UM BRASIL? — Lula também proclamou ontem em seu discurso de vitória: “não existem dois Brasis”. Deveria ser, mas não é o que se viu ontem na urna. Onde, mesmo após os 50 tiros de fuzil e três granadas do bolsonarista Roberto Jefferson contra agentes da Polícia Federal que foram prendê-lo no município fluminense de Comendador Levy Gasparian, mesmo depois da deputada bolsonarista Carla Zambelli perseguir de pistola na mão um homem negro pelas ruas de São Paulo, Bolsonaro cresceu 7 milhões de votos do primeiro ao segundo turno. Entre os dois, Lula só cresceu 3 milhões. Mas, como saiu de 2 de outubro com 6 milhões de votos de vantagem, venceu em 30 de outubro por apenas 2 milhões. Para conseguir governar, a conta só poderá ser de soma. Tem que ampliar a frente ampla que lhe deu a vitória, sem reeditar o “nós contra eles” que o PT implantou na política do país. E Bolsonaro elevou à 10ª potência.
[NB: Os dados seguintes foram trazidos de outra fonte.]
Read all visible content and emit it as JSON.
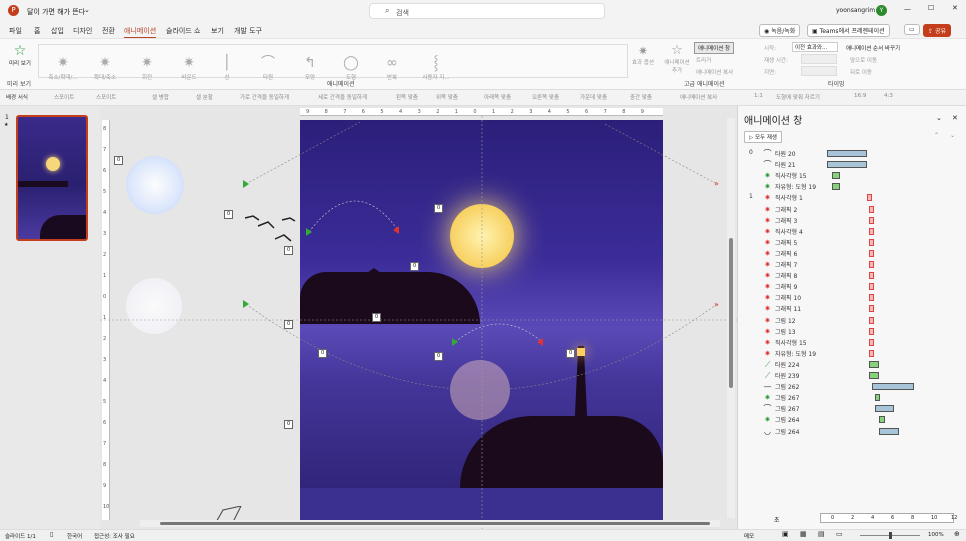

PRF OU MILÍCIA? — No desespero, ontem Bolsonaro ainda tentou impedir que o eleitor pobre que não conseguiu comprar fosse votar. Para tanto, usou a Polícia Rodoviária Federal (PRF) como milícia política. Que promoveu bloqueios nas estradas da região Nordeste, tradicional bastião do PT, para impedir que o povo pobre fosse votar. O que só não foi consumado pelas milhares de denúncias que passaram a pipocar nas mesmas redes sociais, que em 2018 deram a vitória a Bolsonaro. E forçaram o presidente do TSE, ministro Alexandre de Moraes, outro protagonista deste histórico ano de 2022, a desarmar com habilidade o circo.

MINAS E CAMPOS — No finalzinho da apuração do TSE, Lula ainda teve tempo para ultrapassar Bolsonaro em Minas Gerais, por 50,2% a 49,8% dos votos válidos. E, pelo menos nisso, não superou Getúlio Vargas, último presidente eleito por voto popular, em 1950, a perder em Minas e levar o Brasil. E Campos dos Goytacazes? Definido como “espelho do Brasil”, em frase atribuída a Getúlio, o município deu a Bolsonaro 63,14% dos seus votos válidos no segundo turno, contra 36,86% de Lula. Governada novamente pelos Garotinho, a cidade conservadora parece não ter conservado sua capacidade de refletir o país. Depois dos dois mortos e um ferido a tiros na avenida Pelinca, durante a comemoração do sábado pelo tri do Flamengo na Libertadores, o espelho goitacá foi da derrota.